# Usage of adverbials ending in -é



## Lazar_Bgd

Hi Everyone!

My question is about adverbials that end in –é and that are in comparative degree, like ‘többé’ and ‘kevésbé’. For example: ‘Laci nem él itt többé’. Why is it not possible to say here: ’Laci nem él itt több*et*’...?

Also, in the following example: ’Nekem az kevésbé bonyolult’ (I find this less complicated). I would have thought that ’kevesebben’ would be right here but apparently this is correct.

When do you use the forms ending in -é as opposed to the ’normal’ ones (for lack of a better word).

Thank you!


----------



## AndrasBP

Hello Lazar,

"Többé" + "a negative verb" means "not anymore", as a time adverbial. However, in colloquial Hungarian it is often substituted by "többet". Still, "Laci nem él itt többet" sounds odd. With other verbs, it sounds better but it's hard to explain why.

_Laci nem jár oda többé._ - Laci doesn't go there any more. (slightly literary version)
_Laci nem jár oda többet._ - (more colloquial)

In your example, the most common version would leave out "többé/többet" altogether and use "lakik" instead of "él", if you mean "Laci doesn't live here (at this address) any more":
_Laci már nem lakik itt.



Lazar_Bgd said:



			I would have thought that ’kevesebben’ would be right here but apparently this is correct.
		
Click to expand...

_"Kevesebb*en*" means "fewer people", its opposite is "több*en*". The endings *-an/-en* create a "collective numeral":

Ma _kevesebben _vannak, mint tegnap. = There are _fewer people_ today than yesterday.
Tegnap _többen _voltak. = Yesterday there were _more people_.
_Ketten/hárman/négyen/sokan_ vagyunk. = There are _two/three/four/many of us_.


----------



## Lazar_Bgd

Dear AndrasBP,

Thanks a lot! Now I get it. I knew that 'sokan' and 'ketten' refer to the number of people but I didn't draw a parallel with 'kevés'. It makes sense.


----------



## AndrasBP

You're welcome.

I'd like to add that "kevesen" is "few people" while "keves*ebb*en" is "few*er* people", a comparative form.
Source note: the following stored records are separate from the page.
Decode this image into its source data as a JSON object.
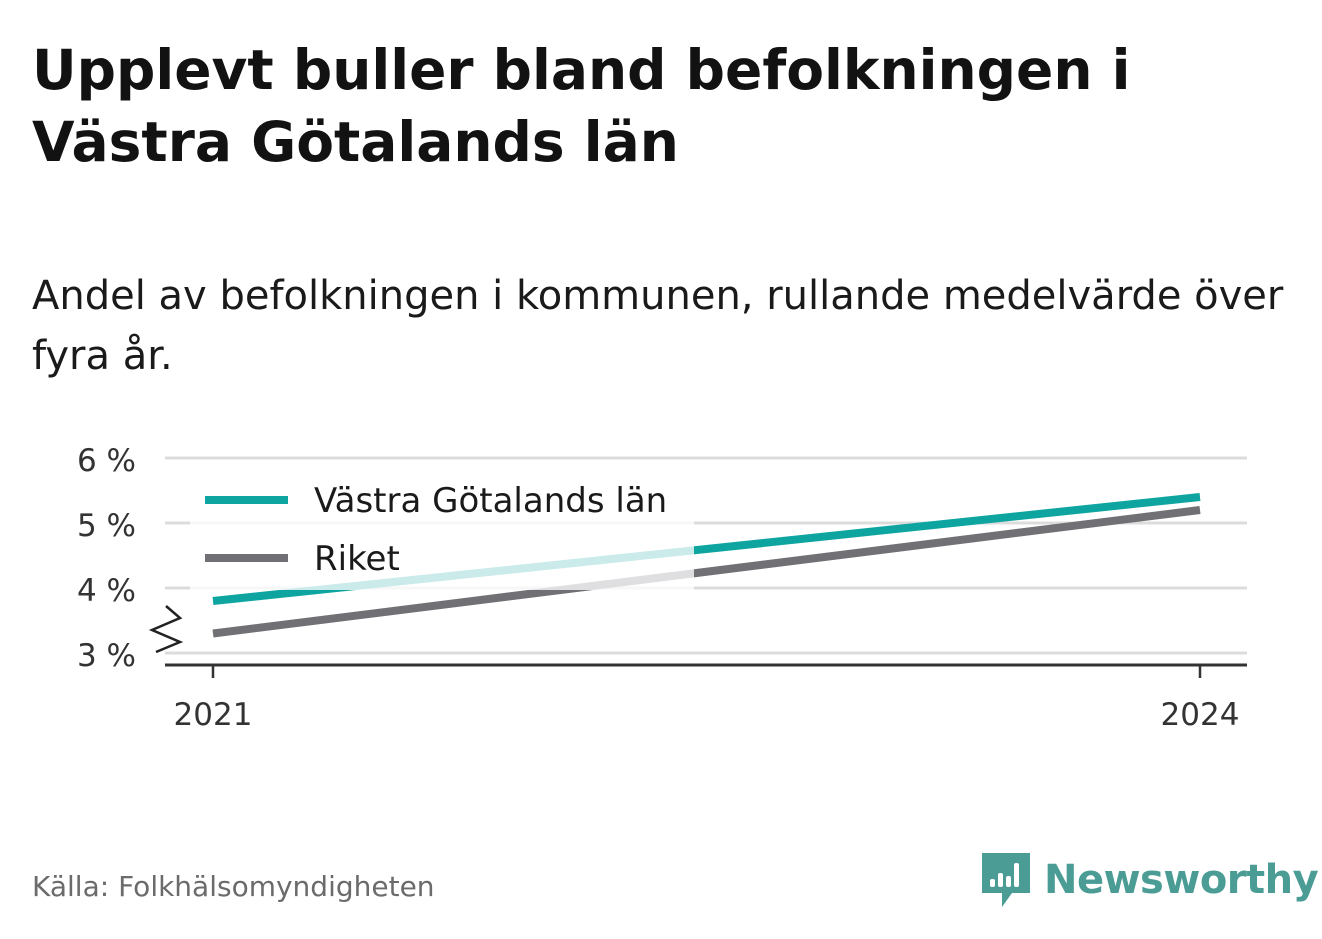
{
  "title": "Upplevt buller bland befolkningen i Västra Götalands län",
  "subtitle": "Andel av befolkningen i kommunen, rullande medelvärde över fyra år.",
  "source": "Källa: Folkhälsomyndigheten",
  "brand": {
    "name": "Newsworthy",
    "icon": "newsworthy-logo-icon",
    "color": "#4a9c95"
  },
  "chart_data": {
    "type": "line",
    "x": [
      "2021",
      "2024"
    ],
    "xticks": [
      "2021",
      "2024"
    ],
    "ylim": [
      3,
      6
    ],
    "yticks": [
      3,
      4,
      5,
      6
    ],
    "ytick_labels": [
      "3 %",
      "4 %",
      "5 %",
      "6 %"
    ],
    "y_axis_break": true,
    "grid": true,
    "legend_position": "top-left",
    "series": [
      {
        "name": "Västra Götalands län",
        "color": "#0ea5a0",
        "values": [
          3.8,
          5.4
        ]
      },
      {
        "name": "Riket",
        "color": "#707075",
        "values": [
          3.3,
          5.2
        ]
      }
    ]
  }
}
Good luck with learning Hungarian!

PS: I don't know if it's relevant to you, but Hungarian usage in Vojvodina may differ slightly from my "Budapest dialect".


----------



## Lazar_Bgd

Thank you! Yes, I know, but I am lucky to have a teacher from Budapest. Still, some questions can only be answered on a forum like this!


----------



## francisgranada

Only for curiosity:_ többe*t* _is grammatically the accusative of _több, _thus it's principally an adjective, while _többé _is an adverb. So I think that  ’Laci nem él itt többe*t*’  practically stands for  "’Laci nem él itt több _éve*t*/napo*t*/idő*t*/etc_ ..."  (Well, this comment doesn't help too much in practice, I know ....)


----------